28. The method of claim 18 wherein the concentration of said foam inhibitor in said lubricating oil concentrate is from about 0.04 to about 0.6 wt-%.

29. The method of claim 18 wherein the final concentration of said foam inhibitor in said top treated lubricating oil composition is from about 30 to about 500 ppmw.

30. The method of claim 18 wherein the final concentration of said foam inhibitor in said top treated lubricating oil composition is from about 100 to about 500 ppmw.

31. The method of claim 18 wherein the final concentration of said foam inhibitor in said top treated lubricating oil composition is from about 150 to about 500 ppmw.

32. The method of claim 18 wherein the final concentration of said foam inhibitor in said top treated lubricating oil composition is from about 200 to about 400 ppmw.

33. The method of claim 18 wherein the reduction of intake valve deposits is at least 20%.

34. The method of claim 18 wherein the reduction of intake valve deposits is at least 30%.

35. The method of claim 18 wherein the reduction of intake valve deposits is at least 40%.

36. The method of claim 18 wherein the reduction of intake valve deposits is at least 50%.

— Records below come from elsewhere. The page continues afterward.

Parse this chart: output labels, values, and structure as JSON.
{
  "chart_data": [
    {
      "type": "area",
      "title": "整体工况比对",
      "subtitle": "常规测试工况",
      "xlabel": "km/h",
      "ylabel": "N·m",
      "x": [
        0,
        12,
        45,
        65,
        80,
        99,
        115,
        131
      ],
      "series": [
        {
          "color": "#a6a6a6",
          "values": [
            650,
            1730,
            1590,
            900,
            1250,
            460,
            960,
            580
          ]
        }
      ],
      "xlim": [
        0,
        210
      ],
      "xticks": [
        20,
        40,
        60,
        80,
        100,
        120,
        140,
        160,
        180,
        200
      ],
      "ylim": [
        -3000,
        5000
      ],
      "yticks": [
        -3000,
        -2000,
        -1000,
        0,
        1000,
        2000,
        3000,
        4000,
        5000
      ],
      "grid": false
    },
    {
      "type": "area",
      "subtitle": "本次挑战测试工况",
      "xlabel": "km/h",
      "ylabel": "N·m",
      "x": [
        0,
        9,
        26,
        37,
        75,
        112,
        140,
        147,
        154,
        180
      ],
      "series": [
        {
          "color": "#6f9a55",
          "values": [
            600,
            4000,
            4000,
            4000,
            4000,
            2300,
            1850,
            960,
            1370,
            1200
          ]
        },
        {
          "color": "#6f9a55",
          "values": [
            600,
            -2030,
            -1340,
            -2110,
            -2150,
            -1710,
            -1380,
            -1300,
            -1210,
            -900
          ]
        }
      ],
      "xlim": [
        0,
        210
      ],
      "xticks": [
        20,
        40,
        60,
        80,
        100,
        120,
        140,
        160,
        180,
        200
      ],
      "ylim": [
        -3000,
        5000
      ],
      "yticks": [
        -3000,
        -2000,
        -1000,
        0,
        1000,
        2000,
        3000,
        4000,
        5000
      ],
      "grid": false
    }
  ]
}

37. The method of claim 18 wherein said top treated lubricating oil composition further comprises at least one additive selected from the group consisting of: detergents, dispersants, antioxidants, ant-wear agents, rust inhibitors, dehazing agents, demulsifying agents, metal deactivating agents, friction modifiers, pour point depressants, co-solvents, package compatibilisers, corrosion inhibitors, dyes, extreme pressure agents, and mixtures thereof.

38. The method of claim 18 wherein said lubricating oil comprises at least 50 wt-% of an API Group II or a Group III base stock, or mixtures thereof.